20 Haziran 2009 Cumartesi

innuendo

önüne taş konulmuşsa eğer, onu ayağınla ittirmesini bileceksin. olmadı elinle onu yerden kaldırıp uzaklara atmasını,fırlatmasını.. dusunmeyeceksın neden konuldugunu. zaten apacık belli neden orda oldugu. önüne bakacaksın daima. o gittiğin tozlu yola.. asfaltı bozulmus, çorak topraklar arasında kalmıs, tozlu yolu düşüneceksin. gözlerin daima açık olamaz. ama tetikte olmayı unutma.

yağmur yağdığında ancak kendini hissedersin. çünkü o yolda bir damla dahi akacak gözyaşın kalmamıştır.sanki Gök senin için ağlıyordur.. eşlik edemesende ona, kalbini uzatırsın. ne de olsa hakketmeyen herkese uzattın, hakkedenden mi esirgeyeceksin?

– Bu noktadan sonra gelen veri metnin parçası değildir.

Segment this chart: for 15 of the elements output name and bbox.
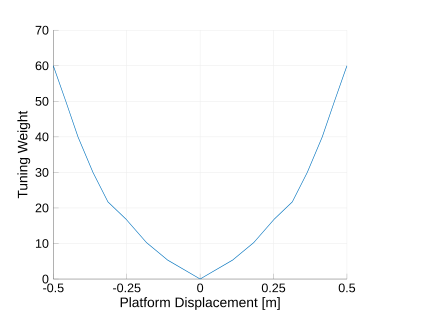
- x-tick-label: 0.5: [338, 283, 356, 292]
- x-axis-title: Platform Displacement [m]: [120, 297, 280, 310]
- y-tick-label: 70: [36, 26, 48, 35]
- x-tick-label: 0: [197, 283, 204, 292]
- y-tick-label: 40: [35, 132, 48, 142]
- y-tick-label: 60: [36, 61, 48, 70]
- y-tick-label: 50: [36, 96, 48, 106]
- y-tick-label: 20: [36, 203, 48, 212]
- x-tick-label: -0.25: [113, 283, 140, 292]
- y-axis-title: Tuning Weight: [17, 110, 30, 198]
- x-tick-label: 0.25: [262, 283, 286, 292]
- y-tick-label: 10: [36, 238, 48, 248]
- x-tick-label: -0.5: [43, 283, 64, 292]
- y-tick-label: 0: [42, 274, 48, 284]
- y-tick-label: 30: [35, 168, 48, 177]
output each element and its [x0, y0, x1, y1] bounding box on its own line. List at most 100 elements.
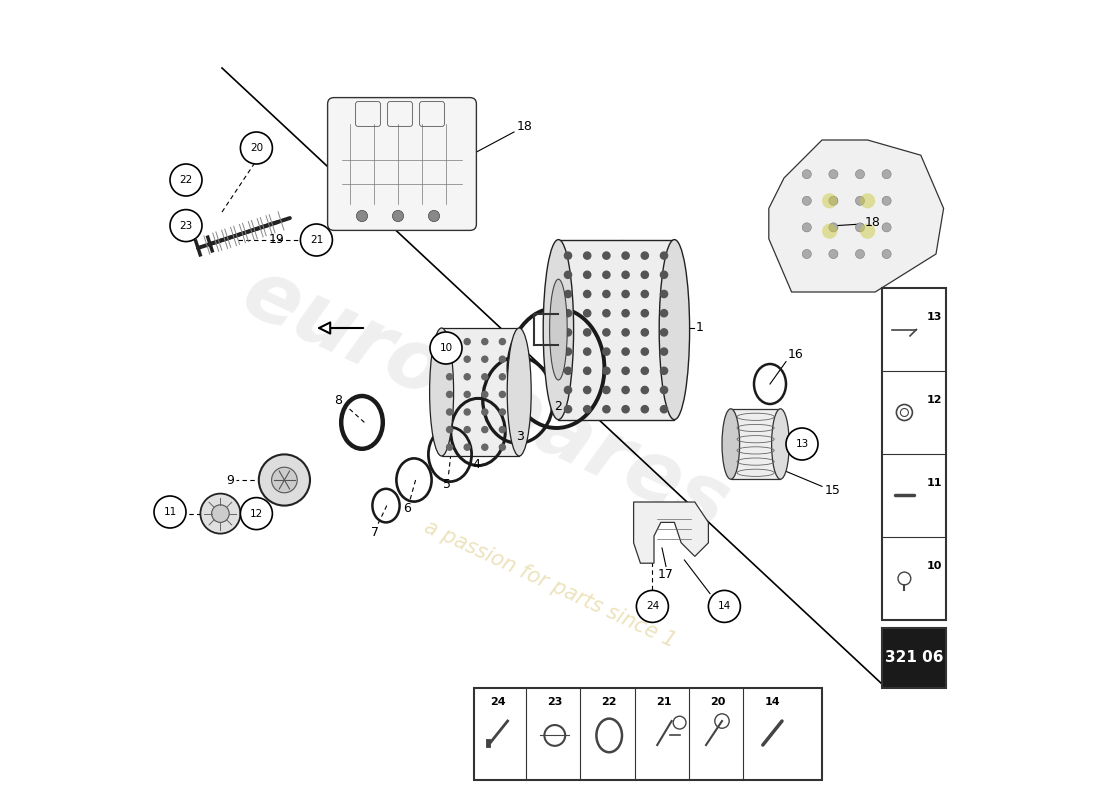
Ellipse shape	[722, 409, 739, 479]
Text: 4: 4	[472, 458, 481, 471]
Circle shape	[447, 409, 452, 415]
Circle shape	[828, 170, 838, 178]
Text: 21: 21	[310, 235, 323, 245]
Circle shape	[660, 329, 668, 336]
Text: 12: 12	[250, 509, 263, 518]
Circle shape	[584, 310, 591, 317]
Text: eurospares: eurospares	[230, 252, 741, 548]
Circle shape	[464, 391, 470, 398]
Circle shape	[603, 252, 611, 259]
Ellipse shape	[543, 240, 573, 419]
Circle shape	[482, 338, 487, 345]
Circle shape	[447, 426, 452, 433]
Circle shape	[447, 374, 452, 380]
Circle shape	[641, 406, 648, 413]
Polygon shape	[769, 140, 944, 292]
Text: a passion for parts since 1: a passion for parts since 1	[421, 517, 679, 651]
Circle shape	[428, 210, 440, 222]
Circle shape	[393, 210, 404, 222]
Circle shape	[856, 196, 865, 206]
Text: 18: 18	[865, 216, 880, 230]
Circle shape	[464, 338, 470, 345]
Circle shape	[603, 367, 611, 374]
Circle shape	[860, 223, 876, 239]
Circle shape	[170, 210, 202, 242]
Circle shape	[499, 356, 505, 362]
Circle shape	[621, 406, 629, 413]
Ellipse shape	[507, 328, 531, 456]
Text: 16: 16	[788, 347, 803, 361]
Circle shape	[447, 356, 452, 362]
Circle shape	[621, 348, 629, 355]
Circle shape	[621, 252, 629, 259]
Circle shape	[641, 386, 648, 394]
Circle shape	[860, 193, 876, 208]
Circle shape	[482, 391, 487, 398]
Text: 3: 3	[516, 430, 525, 443]
Circle shape	[200, 494, 241, 534]
FancyBboxPatch shape	[328, 98, 476, 230]
Text: 17: 17	[658, 568, 674, 581]
Circle shape	[499, 444, 505, 450]
FancyArrowPatch shape	[319, 322, 363, 334]
Text: 23: 23	[179, 221, 192, 230]
Text: 24: 24	[491, 698, 506, 707]
Circle shape	[786, 428, 818, 460]
Circle shape	[828, 196, 838, 206]
Circle shape	[499, 374, 505, 380]
Circle shape	[584, 386, 591, 394]
Circle shape	[170, 164, 202, 196]
Circle shape	[272, 467, 297, 493]
Circle shape	[241, 132, 273, 164]
Circle shape	[154, 496, 186, 528]
Circle shape	[564, 290, 572, 298]
Circle shape	[564, 367, 572, 374]
Circle shape	[621, 290, 629, 298]
Circle shape	[882, 196, 891, 206]
Circle shape	[603, 329, 611, 336]
Polygon shape	[441, 328, 519, 456]
Text: 1: 1	[695, 322, 704, 334]
Circle shape	[464, 356, 470, 362]
Circle shape	[660, 367, 668, 374]
Circle shape	[564, 406, 572, 413]
Circle shape	[882, 250, 891, 258]
Text: 21: 21	[656, 698, 671, 707]
Ellipse shape	[771, 409, 789, 479]
Text: 10: 10	[439, 343, 452, 353]
Circle shape	[447, 444, 452, 450]
Circle shape	[660, 290, 668, 298]
Circle shape	[641, 310, 648, 317]
Text: 14: 14	[764, 698, 780, 707]
Circle shape	[564, 386, 572, 394]
Circle shape	[482, 426, 487, 433]
Circle shape	[464, 409, 470, 415]
Polygon shape	[634, 502, 708, 563]
Circle shape	[564, 271, 572, 278]
Circle shape	[621, 271, 629, 278]
Circle shape	[603, 271, 611, 278]
Text: 9: 9	[226, 474, 234, 487]
Circle shape	[584, 271, 591, 278]
Circle shape	[660, 310, 668, 317]
Text: 6: 6	[403, 502, 410, 515]
Circle shape	[828, 223, 838, 232]
Circle shape	[603, 406, 611, 413]
Circle shape	[482, 444, 487, 450]
Circle shape	[300, 224, 332, 256]
Circle shape	[499, 391, 505, 398]
Ellipse shape	[659, 240, 690, 419]
Circle shape	[584, 367, 591, 374]
Circle shape	[211, 505, 229, 522]
Circle shape	[641, 348, 648, 355]
Circle shape	[464, 374, 470, 380]
Circle shape	[621, 367, 629, 374]
Circle shape	[660, 271, 668, 278]
Circle shape	[499, 426, 505, 433]
Circle shape	[499, 338, 505, 345]
Circle shape	[641, 271, 648, 278]
Circle shape	[856, 250, 865, 258]
Circle shape	[802, 250, 812, 258]
Circle shape	[241, 498, 273, 530]
Circle shape	[584, 252, 591, 259]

güçlü olduğunu unutmayacaksın. herşeyi yapabilecek gücün var senin. yeterki çabala, yeterki pes etme.. ve unutma; bu hayat senin. bu yola çıkmanı başkaları karar verse bile istediğin an geri dönebilir ya da istediğin sapaktan sapabilirsin. dedim ya; yeter ki pes etme.. yeter ki..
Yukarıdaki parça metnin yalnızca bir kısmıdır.